The first time conductor George Szell saw eccentric pianist Glenn Gould take hold of a piano, he exclaimed "No doubt about it—that nut’s a genius!" Wildly over-dressed in a heavy coat and gloves (even in summer) and dependant on playing seated only upon his father’s ragged chair, Gould was either a genius or mildly autistic—or maybe both. This pair of short documentaries pays tribute to the talent and mythology of a man who died too soon, and quit performing live far sooner. Mary Pickford Auditorium at Claremont McKenna College, Bauer South, 500 E. 9th St., Claremont. Thurs., Oct. 12th, 8 p.m. Free.
THE TRIALS OF DARRYL HUNT
In 1984, an all-white jury in Winston-Salem, North Carolina, convicted black teenager Darryl Hunt of the rape, sodomy and murder of Deborah Sykes, based wholly on the testimony of a Klu Klux Klan member. In 1994, DNA evidence proved Hunt’s innocence, yet he was left pacing his jail cell for ten more years. By digging out the true motives in this modern day witchhunt, this impassioned documentary is a reminder that legal justice from Salem to Winston-Salem continues to be a tainted business. Garrison Theater at Scripps College, 231 E. 10th St., Claremont. Wed., 7:30 p.m. Free.

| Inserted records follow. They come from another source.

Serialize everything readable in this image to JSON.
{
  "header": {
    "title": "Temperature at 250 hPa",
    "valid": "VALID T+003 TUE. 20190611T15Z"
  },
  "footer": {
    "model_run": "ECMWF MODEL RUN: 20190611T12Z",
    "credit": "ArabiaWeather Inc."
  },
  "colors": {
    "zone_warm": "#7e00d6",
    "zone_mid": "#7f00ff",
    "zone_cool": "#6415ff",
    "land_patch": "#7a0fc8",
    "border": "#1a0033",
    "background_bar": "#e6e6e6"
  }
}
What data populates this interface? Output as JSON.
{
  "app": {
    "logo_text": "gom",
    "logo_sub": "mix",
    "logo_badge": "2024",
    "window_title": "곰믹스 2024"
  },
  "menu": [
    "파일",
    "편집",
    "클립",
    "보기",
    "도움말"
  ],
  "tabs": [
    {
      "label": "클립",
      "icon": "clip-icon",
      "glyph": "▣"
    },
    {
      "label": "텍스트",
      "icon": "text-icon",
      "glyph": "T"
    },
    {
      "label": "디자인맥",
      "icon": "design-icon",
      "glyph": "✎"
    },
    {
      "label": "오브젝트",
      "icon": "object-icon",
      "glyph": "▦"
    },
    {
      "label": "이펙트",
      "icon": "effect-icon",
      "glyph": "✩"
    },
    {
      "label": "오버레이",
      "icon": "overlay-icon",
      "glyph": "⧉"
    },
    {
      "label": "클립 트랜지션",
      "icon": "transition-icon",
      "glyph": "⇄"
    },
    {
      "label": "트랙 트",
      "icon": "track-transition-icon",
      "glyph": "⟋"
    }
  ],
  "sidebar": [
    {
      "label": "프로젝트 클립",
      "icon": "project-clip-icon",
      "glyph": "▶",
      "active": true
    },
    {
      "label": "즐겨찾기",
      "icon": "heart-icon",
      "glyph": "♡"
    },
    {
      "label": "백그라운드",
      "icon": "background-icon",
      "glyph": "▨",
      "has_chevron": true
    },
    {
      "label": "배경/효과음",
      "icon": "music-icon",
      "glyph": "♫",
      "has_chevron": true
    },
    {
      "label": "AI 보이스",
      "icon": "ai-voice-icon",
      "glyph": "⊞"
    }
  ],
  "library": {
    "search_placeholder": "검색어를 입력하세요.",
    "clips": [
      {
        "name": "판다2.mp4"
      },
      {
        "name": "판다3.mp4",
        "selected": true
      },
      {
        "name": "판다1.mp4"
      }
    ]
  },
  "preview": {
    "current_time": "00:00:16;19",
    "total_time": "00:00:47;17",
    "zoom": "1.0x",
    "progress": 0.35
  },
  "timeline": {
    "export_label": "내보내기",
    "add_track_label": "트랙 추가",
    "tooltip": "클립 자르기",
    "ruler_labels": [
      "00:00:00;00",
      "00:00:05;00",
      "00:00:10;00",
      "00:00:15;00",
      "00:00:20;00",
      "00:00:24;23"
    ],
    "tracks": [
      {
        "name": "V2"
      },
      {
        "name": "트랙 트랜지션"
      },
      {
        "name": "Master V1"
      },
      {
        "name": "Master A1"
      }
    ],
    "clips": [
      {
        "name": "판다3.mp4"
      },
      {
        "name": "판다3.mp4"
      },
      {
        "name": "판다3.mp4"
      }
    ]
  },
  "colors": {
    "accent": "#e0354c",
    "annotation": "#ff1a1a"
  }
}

IN RWANDA WE SAY . . . THE FAMILY THAT DOES NOT SPEAK DIES
From a country at it’s lowest comes this honest and painful tale of forgiveness. Rwanda was never a big nation, and it’s only gotten smaller with the ethnically-motivated slaughter of 800,000 of its Tutsi civilians. When a man suspected of slaughtering many is sent by a tribunal to live among the people he victimized, this documentary follows the emotional struggles of himself and his new neighbors to move forward from the innocence they both lost. Mary Pickford Auditorium at Claremont McKenna College, Bauer South, 500 E. 9th Street, Claremont. Thurs., Oct. 19th, 8 p.m. Free.